After 25 years as an elementary teacher, I decided to take the leap two years ago to become a TOSA (teacher on special assignment) to support K-12 teachers in my district in science and the common core state standards.  There is no specific handbook for doing this, but luckily, there have been great local and state resources to help. I have relied mainly on the trainings and guidance received from BaySci, a San Francisco Bay Area Science Consortium headed up by the Lawrence Hall of Science that my district has been part of since 2008. Membership in CSTA and NSTA, Twitter, reading the NRC Science Framework and the NGSS performance expectations over and over have also helped me to build understanding and confidence in the content and pedagogical shifts. Wrapping one’s head around the NGSS definitely takes time and multiple exposures!

So what has happened during my time as a TOSA in our district over the last two years?  A lot of coordinating, facilitating, resource collecting, and networking!  This has included advocating for science to be clearly represented in the district LCAP (Local Control Accountability Plan), sending teachers to CSTA conferences and county workshops, providing in-house professional development planned and facilitated by our BaySci teacher leaders, creating NGSS transition plans for K-5 and grades 6-8, facilitating a Professional Learning Network to develop academic discourse in science instruction, designing and teaching model science lessons, giving presentations at staff meetings, School Board meetings, Superintendent Advisory and Lay Advisory meetings, teaching a science-based summer PBL workshop through the extended education department at our local university, networking with non-formal science organizations, and collaborating with a team to plan and implement a program for primary teachers at the fall 2015 California Science Education Conference in Sacramento.

The overlap with science and the common core state standards may also be a unique aspect of my TOSA position.
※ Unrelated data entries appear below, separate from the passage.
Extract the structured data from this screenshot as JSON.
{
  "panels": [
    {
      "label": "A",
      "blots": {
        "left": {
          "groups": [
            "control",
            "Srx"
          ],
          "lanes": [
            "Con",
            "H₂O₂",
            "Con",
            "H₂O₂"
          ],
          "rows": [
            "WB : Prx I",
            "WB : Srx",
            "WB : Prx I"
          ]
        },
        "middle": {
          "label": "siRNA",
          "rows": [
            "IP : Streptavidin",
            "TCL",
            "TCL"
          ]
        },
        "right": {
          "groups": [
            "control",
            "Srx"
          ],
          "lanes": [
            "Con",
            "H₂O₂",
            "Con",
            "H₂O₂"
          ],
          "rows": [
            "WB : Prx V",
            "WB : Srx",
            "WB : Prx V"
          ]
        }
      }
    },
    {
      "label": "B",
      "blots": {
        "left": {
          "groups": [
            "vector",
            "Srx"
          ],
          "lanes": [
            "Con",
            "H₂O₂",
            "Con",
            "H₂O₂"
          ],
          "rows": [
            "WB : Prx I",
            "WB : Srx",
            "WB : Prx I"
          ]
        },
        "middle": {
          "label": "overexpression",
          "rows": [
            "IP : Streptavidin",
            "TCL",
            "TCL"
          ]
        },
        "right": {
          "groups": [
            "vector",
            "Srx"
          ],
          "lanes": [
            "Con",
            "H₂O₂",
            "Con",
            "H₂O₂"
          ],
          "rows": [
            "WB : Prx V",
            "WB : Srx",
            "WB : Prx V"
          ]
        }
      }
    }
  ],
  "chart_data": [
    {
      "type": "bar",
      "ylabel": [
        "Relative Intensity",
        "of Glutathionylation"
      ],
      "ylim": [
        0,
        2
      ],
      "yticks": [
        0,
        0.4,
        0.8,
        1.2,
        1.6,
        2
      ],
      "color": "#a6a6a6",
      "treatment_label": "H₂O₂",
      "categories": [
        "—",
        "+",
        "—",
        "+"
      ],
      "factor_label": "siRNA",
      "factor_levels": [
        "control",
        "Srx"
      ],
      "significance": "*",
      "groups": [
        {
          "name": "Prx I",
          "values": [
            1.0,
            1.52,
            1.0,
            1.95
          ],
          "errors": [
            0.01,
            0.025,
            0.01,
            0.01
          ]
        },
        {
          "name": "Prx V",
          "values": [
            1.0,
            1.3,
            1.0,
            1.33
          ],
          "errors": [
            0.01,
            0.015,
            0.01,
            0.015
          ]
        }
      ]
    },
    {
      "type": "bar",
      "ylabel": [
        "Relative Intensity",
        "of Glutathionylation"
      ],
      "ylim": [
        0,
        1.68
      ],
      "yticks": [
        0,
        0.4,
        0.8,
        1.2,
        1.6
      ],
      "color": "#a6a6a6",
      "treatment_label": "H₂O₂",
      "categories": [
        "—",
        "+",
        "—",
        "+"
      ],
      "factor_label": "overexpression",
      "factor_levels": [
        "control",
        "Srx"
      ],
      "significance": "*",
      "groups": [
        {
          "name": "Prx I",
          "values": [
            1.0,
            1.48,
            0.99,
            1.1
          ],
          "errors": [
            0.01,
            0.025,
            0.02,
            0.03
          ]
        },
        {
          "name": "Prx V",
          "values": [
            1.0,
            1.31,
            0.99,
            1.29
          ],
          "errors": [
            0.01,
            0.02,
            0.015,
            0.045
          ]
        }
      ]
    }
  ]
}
As I work in the Education Services Department, I have involvement in many other programs and projects such as K-12 Curriculum, Professional Learning Networks, Technology, and more.  Not only do I wear my science hat into these other elements of the district, but I am also able to help make unifying connections throughout all of them. The commonalities Venn diagram created by Tina Chuek from Stanford, for example, has been a big influence on our district as we work to infuse and embed common core practices across the grades and subject areas.

This TOSA position is year-to-year depending on funding.  I have no idea what school or grade level I will land in, if and when, this job is over.  But that unknown has been well worth the risk.  I have had a wonderful opportunity to immerse myself in learning about science instruction during this historical transition in content and pedagogy. I have loved being able to support teachers in my district to develop in their instructional practices in science, and it will be so exciting to see the impact of the NGSS on students in the not-so-distant future!

Kirsten Franklin is a Teacher on Special Assignment for the Petaluma City School District and is a member of CSTA

Written by Guest Contributor

From time to time CSTA receives contributions from guest contributors. The opinions and views expressed by these contributors are not necessarily those of CSTA. By publishing these articles CSTA does not make any endorsements or statements of support of the author or their contribution, either explicit or implicit. All links to outside sources are subject to CSTA’s Disclaimer Policy: http://www.classroomscience.org/disclaimer.

One Response

  1. I’m applying for a literacy TOSA position in a local school district. I’ve been in the classroom for nearly 7 years and am looking for a new challenge. If you don’t mind me asking, what type of questions were you asked during your interview. I want to make a good impression, but don’t quite know how to prepare for the interview. Thanks for any help you can offer.